$300 ATO Alert: Last-Minute Purchases for Tax Deductions Could Cost You – ‘Exercise Caution’

by admin

As Australians approach the end of the financial year on June 30, many are considering last-minute purchases with the hope of boosting their tax returns. However, tax agent Belinda Raso from Tax Invest Accounting reminds consumers to think carefully, as not all purchases will provide immediate tax deductions.

Raso explained to Yahoo Finance that according to Australian Taxation Office (ATO) regulations, assets acquired for over $300 cannot be fully claimed on the current year’s tax return. This rule pertains to depreciating assets such as furniture, equipment, laptops, mobile phones, and hand tools. Instead of receiving an immediate deduction, buyers must claim the cost over the asset’s effective life, which often spans at least two years.

“It’s a common misconception during this time of year, as many retailers promote tax-deductible items,” said Raso. “While items may indeed be tax-deductible, consumers won’t receive the full amount back this financial year if the asset costs over $300.”

To illustrate, if an individual purchases a computer for $3,000 with 100% work usage on June 15, they would only be able to claim $66 in deductions for that financial year. Conversely, if the computer is purchased on July 1, the individual can claim a full year’s depreciation in the following tax return, which amounts to approximately $750.

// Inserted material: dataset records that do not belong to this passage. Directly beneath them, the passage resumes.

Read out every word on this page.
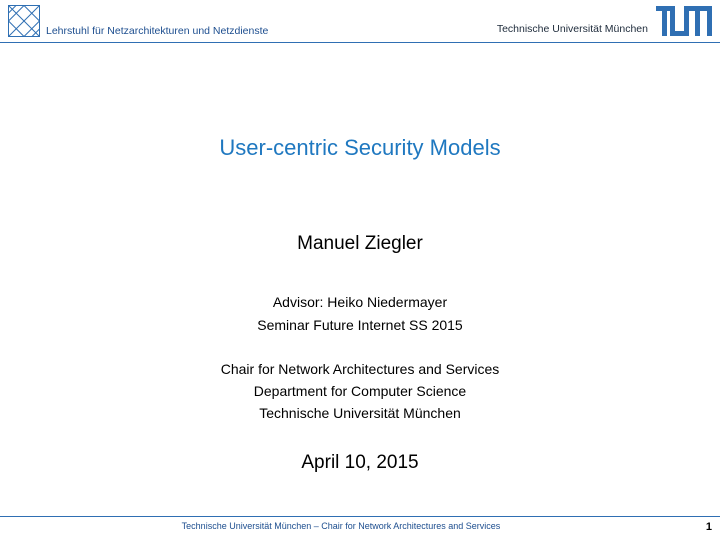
Lehrstuhl für Netzarchitekturen und Netzdienste	Technische Universität München
User-centric Security Models
Manuel Ziegler
Advisor: Heiko Niedermayer
Seminar Future Internet SS 2015
Chair for Network Architectures and Services
Department for Computer Science
Technische Universität München
April 10, 2015
Technische Universität München – Chair for Network Architectures and Services	1
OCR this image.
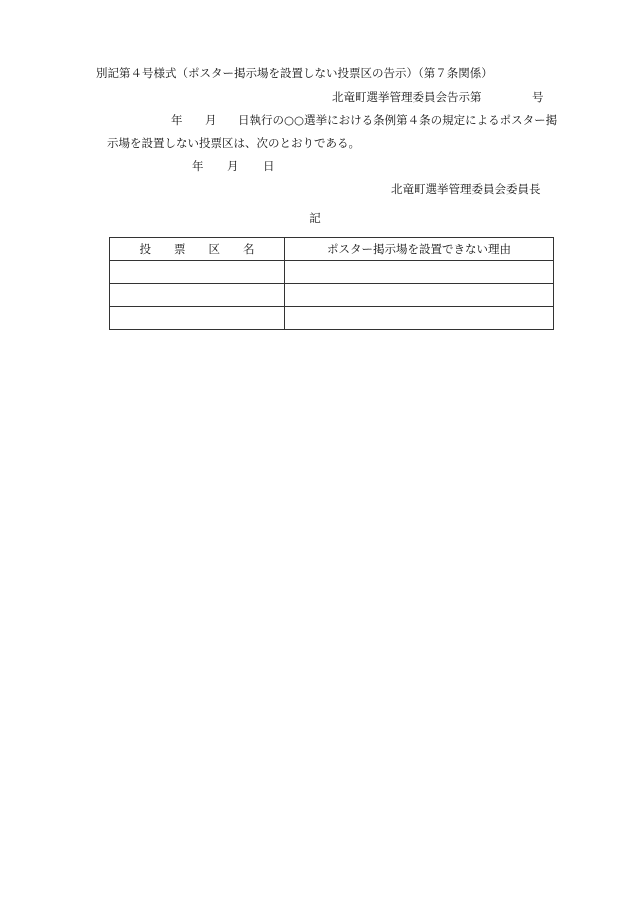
別記第４号様式（ポスター掲示場を設置しない投票区の告示）（第７条関係）
北竜町選挙管理委員会告示第	号
年 月 日執行の○○選挙における条例第４条の規定によるポスター掲
示場を設置しない投票区は、次のとおりである。
年 月 日
北竜町選挙管理委員会委員長
記
投　　票　　区　　名	ポスター掲示場を設置できない理由
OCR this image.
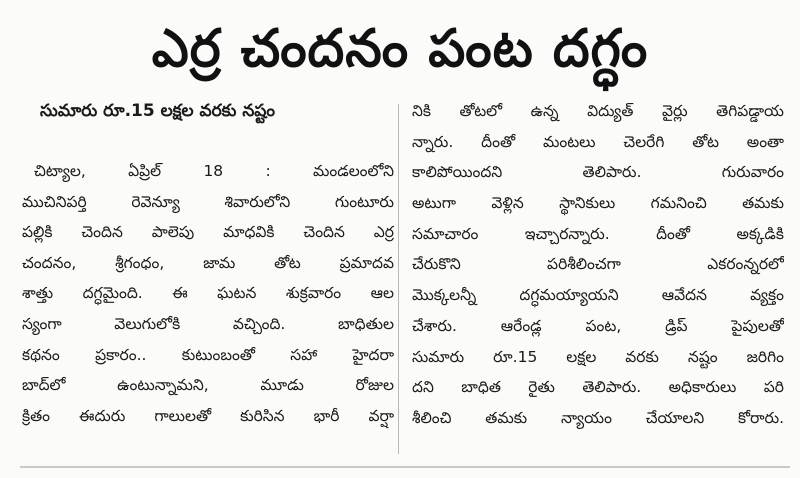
ఎర్ర చందనం పంట దగ్ధం
సుమారు రూ.15 లక్షల వరకు నష్టం
చిట్యాల, ఏప్రిల్ 18 : మండలంలోని
ముచినిపర్తి రెవెన్యూ శివారులోని గుంటూరు
పల్లికి చెందిన పాలెపు మాధవికి చెందిన ఎర్ర
చందనం, శ్రీగంధం, జామ తోట ప్రమాదవ
శాత్తు దగ్ధమైంది. ఈ ఘటన శుక్రవారం ఆల
స్యంగా వెలుగులోకి వచ్చింది. బాధితుల
కథనం ప్రకారం.. కుటుంబంతో సహా హైదరా
బాద్‌లో ఉంటున్నామని, మూడు రోజుల
క్రితం ఈదురు గాలులతో కురిసిన భారీ వర్షా
నికి తోటలో ఉన్న విద్యుత్ వైర్లు తెగిపడ్డాయ
న్నారు. దీంతో మంటలు చెలరేగి తోట అంతా
కాలిపోయిందని తెలిపారు. గురువారం
అటుగా వెళ్లిన స్థానికులు గమనించి తమకు
సమాచారం ఇచ్చారన్నారు. దీంతో అక్కడికి
చేరుకొని పరిశీలించగా ఎకరంన్నరలో
మొక్కలన్నీ దగ్ధమయ్యాయని ఆవేదన వ్యక్తం
చేశారు. ఆరేండ్ల పంట, డ్రిప్ పైపులతో
సుమారు రూ.15 లక్షల వరకు నష్టం జరిగిం
దని బాధిత రైతు తెలిపారు. అధికారులు పరి
శీలించి తమకు న్యాయం చేయాలని కోరారు.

Research from Officeworks highlights that 40% of Australians intend to increase their spending on tax-deductible items compared to the previous year. Popular items on their shopping lists include laptops, technology, stationery, and office furniture. It is important to note that these items must be for work purposes to qualify for tax deductions.

Raso emphasised that while it is still feasible to make purchases now, consumers should be aware they won’t reap the full tax benefits in the current financial year. “If you have the cash flow and realise that you won’t be receiving the complete tax benefit for this year, go ahead and make your purchase,” she advised. However, Raso cautioned against the rush to buy high-ticket items just before June 30, particularly if they exceed the $300 threshold.

For assets purchased over the $300 limit, consumers should be aware of the timing, as assets can only be depreciated over their effective life. Raso reiterated, “There’s no urgency to purchase before June 30 unless the item is under $300.”

For more information regarding asset depreciation, the ATO provides a useful tool through the myGov portal or their website, listing the useful life of various assets. For example, laptops and iPads typically have a useful life of two years, while mobile phones also last for two years, and desktop computers and most hand tools can last up to four years.

As you claim depreciation on an asset over the years, it is vital to keep track of this information across tax returns. If you change accountants, ensuring that they have a copy of your previous tax returns is crucial to accurately continue the depreciation schedule. Failing to do so may result in missed opportunities to claim deductions, ultimately leaving potential money unclaimed.

In summary, individuals should approach their pre-financial year purchases with careful consideration. Understanding the ATO regulations and asset depreciation will better prepare them for their tax obligations and help them avoid pitfalls associated with misconceptions of instant tax benefits.